看到他的反应,小谢大笑起来,“如果不是你老公透露你这里的秘密,你能进来吗?”
李云竹立刻问苏飞虹,“是吗?”
苏飞虹依旧不说话,小谢又说:“他想知道你有没有参与那起爆炸案,有没有跟你父亲一样在利用自己,所以通过各种方式暗示你,这也不能怪他,谁让你的前男友一回来,你们家就发生爆炸事件,换了谁都会起疑心的。”
李云竹一把抓住苏飞虹,质问:“你真的是这样想的吗?”
苏飞虹木然道:“儿子都死了,现在说这些还有什么意义吗?”
想到这半年来地狱般的生活,李云竹站立不稳,倒在地上失声痛哭起来,苏飞虹叹了口气,伸手想去扶她,半路却又停了下来。
关琥看着他这不显眼的动作,问:“你为什么要指定这里?”
苏飞虹沉默不语,最后是张燕铎替他回答的,“因为这里是八卦中的死门,当年墓穴建成后,所有知道内情的人都是在这里被屠杀的,所以在堪舆师的心态里,这里就像是刑场,有罪者应该在这里受到惩罚。”
小谢拍拍手,赞道:“正是如此,你知道得还真多。”
“我还知道你机关算尽却一无所获,进入墓地后,苏飞虹一直在暗中跟着你,让你没机会寻找墓穴,而且墓穴也都被掏空了,你费尽心机,最后却是竹篮打水。”

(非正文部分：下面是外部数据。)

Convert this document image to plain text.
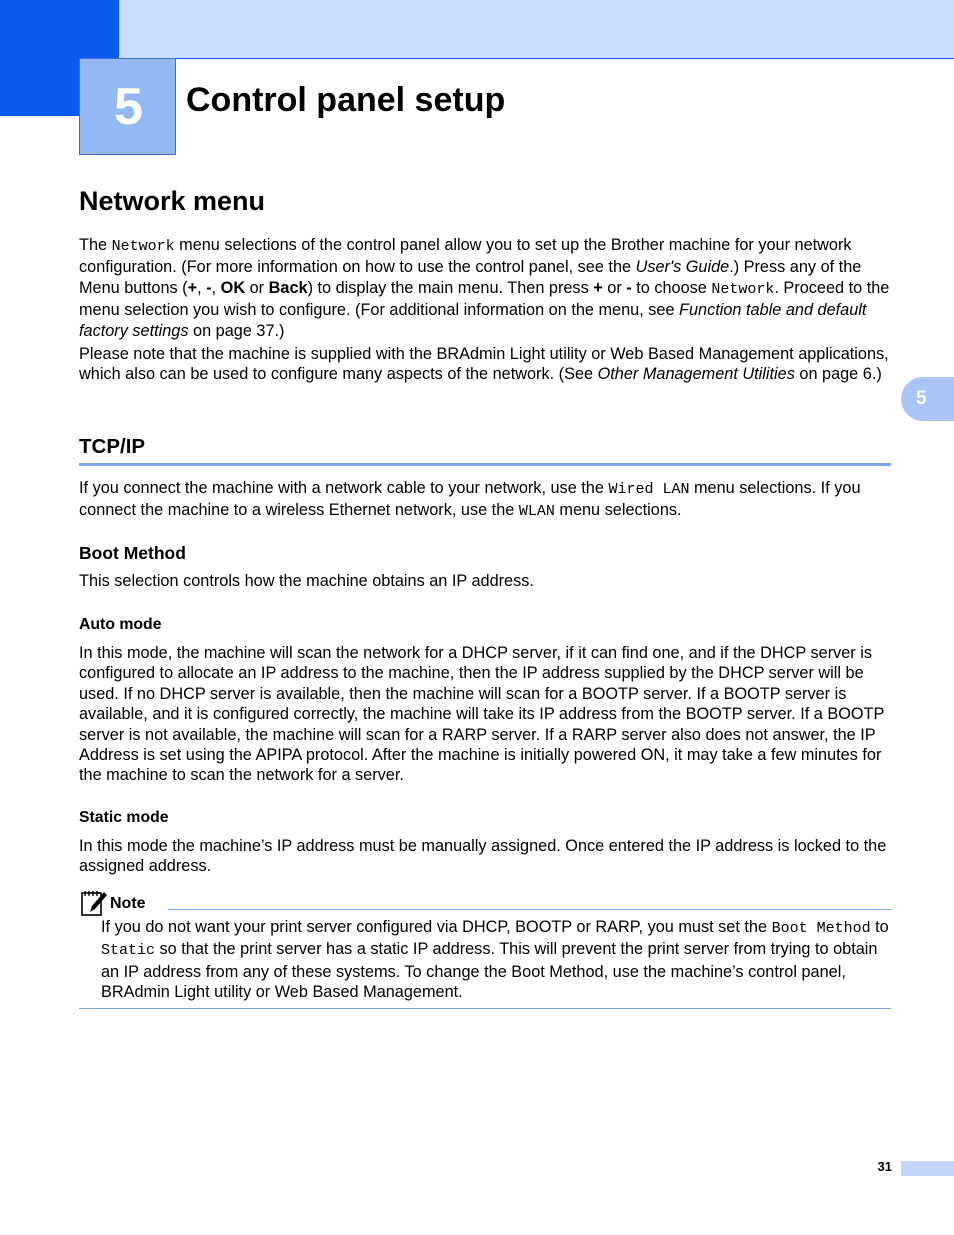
5	Control panel setup
5
Network menu
The Network menu selections of the control panel allow you to set up the Brother machine for your network configuration. (For more information on how to use the control panel, see the User's Guide.) Press any of the Menu buttons (+, -, OK or Back) to display the main menu. Then press + or - to choose Network. Proceed to the menu selection you wish to configure. (For additional information on the menu, see Function table and default factory settings on page 37.)
Please note that the machine is supplied with the BRAdmin Light utility or Web Based Management applications, which also can be used to configure many aspects of the network. (See Other Management Utilities on page 6.)
TCP/IP
If you connect the machine with a network cable to your network, use the Wired LAN menu selections. If you connect the machine to a wireless Ethernet network, use the WLAN menu selections.
Boot Method
This selection controls how the machine obtains an IP address.
Auto mode
In this mode, the machine will scan the network for a DHCP server, if it can find one, and if the DHCP server is configured to allocate an IP address to the machine, then the IP address supplied by the DHCP server will be used. If no DHCP server is available, then the machine will scan for a BOOTP server. If a BOOTP server is available, and it is configured correctly, the machine will take its IP address from the BOOTP server. If a BOOTP server is not available, the machine will scan for a RARP server. If a RARP server also does not answer, the IP Address is set using the APIPA protocol. After the machine is initially powered ON, it may take a few minutes for the machine to scan the network for a server.
Static mode
In this mode the machine’s IP address must be manually assigned. Once entered the IP address is locked to the assigned address.
Note
If you do not want your print server configured via DHCP, BOOTP or RARP, you must set the Boot Method to Static so that the print server has a static IP address. This will prevent the print server from trying to obtain an IP address from any of these systems. To change the Boot Method, use the machine’s control panel, BRAdmin Light utility or Web Based Management.
31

“那也没什么,我得不到,就等于你们所有人都得不到。”
关琥被小谢这副满不在乎的态度惹火了,问:“你为什么要特意在留着爪印的客房里杀人?是想陷害李炜,让自己脱罪吗?”
“不是,只是觉得他的游戏太单调,需要锦上添花一下,我知道即使丢掉手机,也不可能瞒你们很久的,所以只是拉长一点时间而已,让你们无法轻易就找到真相。”
“你真是变态。”
“我以为这才是做人的真谛。”
即使谎言被戳穿了,小谢也没有一点心虚的表示,他冲大家露出一个灿烂的笑脸,但是在阴森森的气氛下,这个笑脸充满了邪恶的色彩,让关琥感觉,跟他相比,李炜跟李应龙的恶已经不算什么了。
张燕铎眉头微皱,小谢的态度让他想起了一个人,一个他以为早已死去的恶人。